Sampling error is the random difference between a survey estimate and an actual population value. It occurs because the survey estimate is calculated from a randomly chosen subset of the entire population. The sampling error averaged over all possible samples would be zero, but there is only one sample for the 2001 RECS. Therefore, the sampling error is not zero and is unknown for the 2001 RECS sample. However, the sample design permits sampling errors to be estimated.

This section describes how the sampling errors were estimated and how they were made available to readers of RECS tables and analyses who are interested in the precision of the estimates in the RECS tables.

Relative Standard Errors (RSE’s)

Throughout the RECS tables, standard errors are given as percents of their estimated values; that is, as relative standard errors (RSE). The RSE is also known as the coefficient of variation.

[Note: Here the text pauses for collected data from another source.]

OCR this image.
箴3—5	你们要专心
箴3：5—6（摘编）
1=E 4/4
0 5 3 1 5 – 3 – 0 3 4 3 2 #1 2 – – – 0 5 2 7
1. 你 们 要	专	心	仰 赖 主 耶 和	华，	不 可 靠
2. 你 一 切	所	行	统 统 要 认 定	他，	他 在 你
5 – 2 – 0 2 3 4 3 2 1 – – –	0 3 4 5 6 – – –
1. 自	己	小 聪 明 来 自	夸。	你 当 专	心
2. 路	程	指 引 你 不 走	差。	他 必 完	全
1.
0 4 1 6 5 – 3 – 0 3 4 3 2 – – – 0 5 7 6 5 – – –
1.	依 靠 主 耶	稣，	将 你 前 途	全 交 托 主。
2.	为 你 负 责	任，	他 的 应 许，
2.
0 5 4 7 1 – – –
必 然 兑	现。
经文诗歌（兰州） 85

For a given population parameter Y that is estimated by the survey statistic Y, the relative standard error of Y, RSE (Y), and standard error of Y, S (Y), are given by:

RSE (Y) = [S (Y)/Y] × 100.

S (Y) = [RSE (Y)/100] × Y.

For some surveys, a convenient algebraic formula for computing variances can be obtained. However, the RECS used a multistage area sample design of such complexity (see Survey Methods) that it is virtually impossible to construct an exact algebraic expression for estimating variances. In particular, convenient formulas based on an assumption of simple random sampling, typical of most standard statistical packages, are inappropriate for the RECS estimates. Such formulas tend to give low values for standard errors, making the estimates appear much more accurate than is the case.

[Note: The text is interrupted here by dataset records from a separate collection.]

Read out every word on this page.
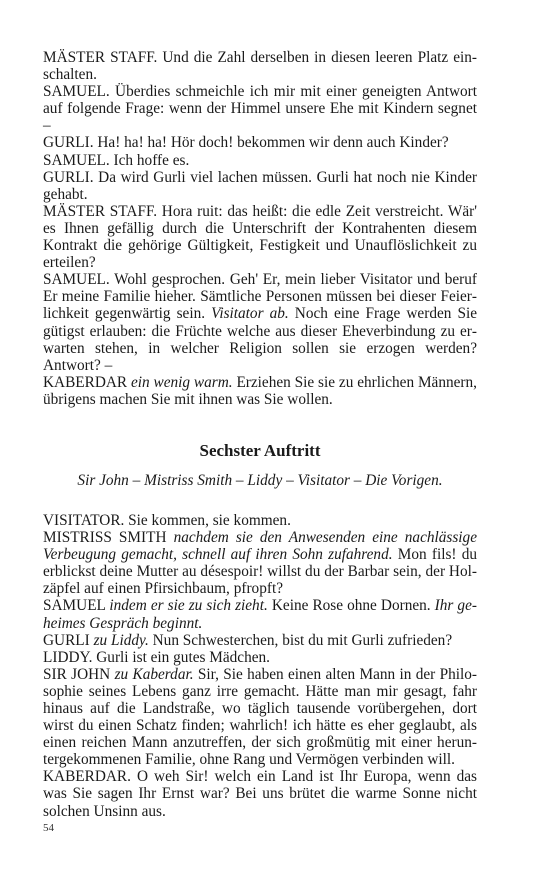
MÄSTER STAFF. Und die Zahl derselben in diesen leeren Platz einschalten.

SAMUEL. Überdies schmeichle ich mir mit einer geneigten Antwort auf folgende Frage: wenn der Himmel unsere Ehe mit Kindern segnet –

GURLI. Ha! ha! ha! Hör doch! bekommen wir denn auch Kinder?

SAMUEL. Ich hoffe es.

GURLI. Da wird Gurli viel lachen müssen. Gurli hat noch nie Kinder gehabt.

MÄSTER STAFF. Hora ruit: das heißt: die edle Zeit verstreicht. Wär' es Ihnen gefällig durch die Unterschrift der Kontrahenten diesem Kontrakt die gehörige Gültigkeit, Festigkeit und Unauflöslichkeit zu erteilen?

SAMUEL. Wohl gesprochen. Geh' Er, mein lieber Visitator und beruf Er meine Familie hieher. Sämtliche Personen müssen bei dieser Feierlichkeit gegenwärtig sein. Visitator ab. Noch eine Frage werden Sie gütigst erlauben: die Früchte welche aus dieser Eheverbindung zu erwarten stehen, in welcher Religion sollen sie erzogen werden? Antwort? –

KABERDAR ein wenig warm. Erziehen Sie sie zu ehrlichen Männern, übrigens machen Sie mit ihnen was Sie wollen.

Sechster Auftritt
Sir John – Mistriss Smith – Liddy – Visitator – Die Vorigen.

VISITATOR. Sie kommen, sie kommen.

MISTRISS SMITH nachdem sie den Anwesenden eine nachlässige Verbeugung gemacht, schnell auf ihren Sohn zufahrend. Mon fils! du erblickst deine Mutter au désespoir! willst du der Barbar sein, der Holzäpfel auf einen Pfirsichbaum, pfropft?

SAMUEL indem er sie zu sich zieht. Keine Rose ohne Dornen. Ihr geheimes Gespräch beginnt.

GURLI zu Liddy. Nun Schwesterchen, bist du mit Gurli zufrieden?

LIDDY. Gurli ist ein gutes Mädchen.

SIR JOHN zu Kaberdar. Sir, Sie haben einen alten Mann in der Philosophie seines Lebens ganz irre gemacht. Hätte man mir gesagt, fahr hinaus auf die Landstraße, wo täglich tausende vorübergehen, dort wirst du einen Schatz finden; wahrlich! ich hätte es eher geglaubt, als einen reichen Mann anzutreffen, der sich großmütig mit einer heruntergekommenen Familie, ohne Rang und Vermögen verbinden will.

KABERDAR. O weh Sir! welch ein Land ist Ihr Europa, wenn das was Sie sagen Ihr Ernst war? Bei uns brütet die warme Sonne nicht solchen Unsinn aus.

54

Balanced Half-Sample Replication

Instead, the method used to estimate sampling variances for the RECS was balanced half-sample replication. The balanced half-sample replication method involves calculating the value for a statistic using the full sample and calculating the value for each of a systematic set of half samples. (Each half sample contains approximately one-half of the observations contained in the full sample.) The variance is estimated using the differences between the value of the statistic calculated using the full sample and the values of the statistic calculated using each of the half samples.

For every estimate in the RECS tables, the RSE was computed by the balanced half-sample replication method. This RSE was used for any statistical tests or confidence intervals given in the text, or to determine if the estimate was too inaccurate to publish (RSE greater than 50 percent).

Generalized Variances

Instead of publishing the complete set of RSE’s, a generalized variance technique is provided, by which the reader can compute an approximate RSE for each of the estimates in the detailed RECS tables. For the statistic in the ith row and jth column of a particular table, the approximate RSE is given by:

RSE (i,j) = R(i) × C(j)

where R(i) is the RSE row factor given in the last column of row i, and C(j) is the RSE column factor given at the top of column j.

This value for the relative standard error can be used to construct confidence intervals and to perform hypothesis tests by standard statistical methods. However, because the generalized variance procedure gives only approximate RSE’s, such confidence intervals and statistical tests must also be regarded as only approximate.